—Pourquoi te tourmenter puisque je t'ai dit que ce voyage ne se ferait pas?

—Et c'est justement pour cela que je me tourmente.

—Ne m'as-tu pas dit toi-même que tu ne voulais pas que nous nous séparions?

—Pas pour une heure, ai-je dit, je m'en souviens, mais cette parole a été le cri de l'égoïsme et de la passion: je n'ai pensé qu'à moi, qu'à mon amour, qu'à mon bonheur; je n'ai pensé ni à ton repos, ni à la santé de ta mère. Et cependant ce sont choses qu'il ne faut pas oublier. Toute la nuit j'ai donc réfléchi à ce cri qui m'avait échappé, et j'ai fait mon examen de conscience, me disant que quand, de ton côté, toi aussi tu réfléchirais, tu me condamnerais pour cette pensée égoïste.
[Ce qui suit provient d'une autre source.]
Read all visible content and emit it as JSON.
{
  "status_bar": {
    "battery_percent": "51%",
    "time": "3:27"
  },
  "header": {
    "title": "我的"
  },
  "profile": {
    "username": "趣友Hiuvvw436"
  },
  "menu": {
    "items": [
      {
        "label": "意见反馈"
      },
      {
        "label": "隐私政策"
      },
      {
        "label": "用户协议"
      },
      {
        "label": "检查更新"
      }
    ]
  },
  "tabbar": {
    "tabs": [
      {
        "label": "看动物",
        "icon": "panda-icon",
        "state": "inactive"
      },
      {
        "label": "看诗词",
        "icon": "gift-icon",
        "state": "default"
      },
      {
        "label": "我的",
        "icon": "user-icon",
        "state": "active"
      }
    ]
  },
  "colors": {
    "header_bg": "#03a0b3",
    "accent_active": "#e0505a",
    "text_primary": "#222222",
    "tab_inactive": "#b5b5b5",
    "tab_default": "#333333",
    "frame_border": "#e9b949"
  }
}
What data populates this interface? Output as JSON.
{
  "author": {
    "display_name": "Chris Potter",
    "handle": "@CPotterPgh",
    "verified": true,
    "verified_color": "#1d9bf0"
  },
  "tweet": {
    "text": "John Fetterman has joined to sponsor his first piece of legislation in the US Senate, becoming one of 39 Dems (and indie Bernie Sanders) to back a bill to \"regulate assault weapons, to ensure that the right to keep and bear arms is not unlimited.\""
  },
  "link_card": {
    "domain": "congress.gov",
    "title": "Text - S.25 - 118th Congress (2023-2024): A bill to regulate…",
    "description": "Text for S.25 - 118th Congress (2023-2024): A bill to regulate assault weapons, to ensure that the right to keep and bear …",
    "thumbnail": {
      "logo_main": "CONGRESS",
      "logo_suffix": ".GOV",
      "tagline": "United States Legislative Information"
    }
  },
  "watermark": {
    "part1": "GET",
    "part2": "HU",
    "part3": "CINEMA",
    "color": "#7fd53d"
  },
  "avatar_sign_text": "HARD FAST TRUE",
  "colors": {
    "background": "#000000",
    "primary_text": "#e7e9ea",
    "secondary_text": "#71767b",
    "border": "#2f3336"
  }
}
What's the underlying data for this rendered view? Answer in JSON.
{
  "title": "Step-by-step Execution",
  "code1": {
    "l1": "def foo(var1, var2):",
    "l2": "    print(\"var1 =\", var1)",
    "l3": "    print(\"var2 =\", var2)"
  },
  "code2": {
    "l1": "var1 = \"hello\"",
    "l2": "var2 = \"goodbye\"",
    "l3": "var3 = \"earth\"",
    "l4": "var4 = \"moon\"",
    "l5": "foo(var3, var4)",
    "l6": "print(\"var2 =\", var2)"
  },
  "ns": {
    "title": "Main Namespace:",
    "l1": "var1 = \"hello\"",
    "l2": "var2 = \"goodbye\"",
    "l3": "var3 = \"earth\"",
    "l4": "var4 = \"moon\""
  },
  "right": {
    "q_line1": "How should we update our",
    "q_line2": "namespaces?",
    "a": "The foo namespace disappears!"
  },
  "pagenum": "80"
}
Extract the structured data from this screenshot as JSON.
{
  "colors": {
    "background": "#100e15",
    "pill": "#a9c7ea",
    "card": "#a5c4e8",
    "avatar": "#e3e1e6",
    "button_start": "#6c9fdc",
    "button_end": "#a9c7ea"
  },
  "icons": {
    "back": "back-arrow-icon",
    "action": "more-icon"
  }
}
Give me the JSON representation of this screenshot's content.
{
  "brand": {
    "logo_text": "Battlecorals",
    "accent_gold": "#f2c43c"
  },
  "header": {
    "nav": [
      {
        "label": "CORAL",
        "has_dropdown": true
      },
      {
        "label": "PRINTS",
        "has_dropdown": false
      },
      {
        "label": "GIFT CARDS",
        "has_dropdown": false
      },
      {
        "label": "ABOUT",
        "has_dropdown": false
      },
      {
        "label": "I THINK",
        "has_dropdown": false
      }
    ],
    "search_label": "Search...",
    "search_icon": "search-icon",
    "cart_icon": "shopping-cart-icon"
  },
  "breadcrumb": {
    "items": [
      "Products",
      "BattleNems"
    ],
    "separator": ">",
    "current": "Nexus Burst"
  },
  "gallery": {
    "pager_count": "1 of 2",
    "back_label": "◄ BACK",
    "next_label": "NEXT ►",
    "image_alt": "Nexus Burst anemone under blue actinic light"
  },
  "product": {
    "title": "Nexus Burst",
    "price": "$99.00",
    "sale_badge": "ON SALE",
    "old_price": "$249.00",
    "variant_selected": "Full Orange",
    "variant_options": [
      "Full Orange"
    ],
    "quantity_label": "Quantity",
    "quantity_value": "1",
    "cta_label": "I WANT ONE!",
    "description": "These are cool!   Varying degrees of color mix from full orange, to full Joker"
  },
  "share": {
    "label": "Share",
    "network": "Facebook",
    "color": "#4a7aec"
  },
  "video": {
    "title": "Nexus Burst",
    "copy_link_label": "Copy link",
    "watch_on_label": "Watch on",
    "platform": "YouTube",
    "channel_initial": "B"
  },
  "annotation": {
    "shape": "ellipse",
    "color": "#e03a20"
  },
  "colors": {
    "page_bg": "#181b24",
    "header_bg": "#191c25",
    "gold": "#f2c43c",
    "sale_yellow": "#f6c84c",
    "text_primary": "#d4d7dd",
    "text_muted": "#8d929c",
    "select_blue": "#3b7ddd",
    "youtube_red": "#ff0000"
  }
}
—Te condamner serait me condamner moi-même.

—Toi, tu as le droit de disposer de ton repos, et, jusqu'à un certain point, de celui de ta mère. Moi, je ne l'ai pas. J'ai senti cela. Mais je n'ai pas voulu m'en tenir aux réflexions d'une nuit de fièvre, ce matin j'ai voulu demander un conseil sûr.

—Et à qui demandes-tu conseil quand il s'agit de nous?

—À quelqu'un de qui tu ne peux pas être jaloux, car si bon que tu sois, il est encore meilleur que toi; si sensé, si ferme que tu sois, il est encore plus sensé et plus ferme que toi,—au bon Dieu. Je viens de la Madeleine. J'ai été bien longtemps, cela est possible, mais j'ai prié jusqu'à ce que la lumière se fasse dans mon esprit troublé et me montre la route à suivre.

—Et de quelle route parles-tu? demanda Léon, qui était fort peu religieux de nature et d'éducation.

—De celle que nous devons prendre au sujet de la proposition de ta mère: il faut que tu acceptes cette proposition.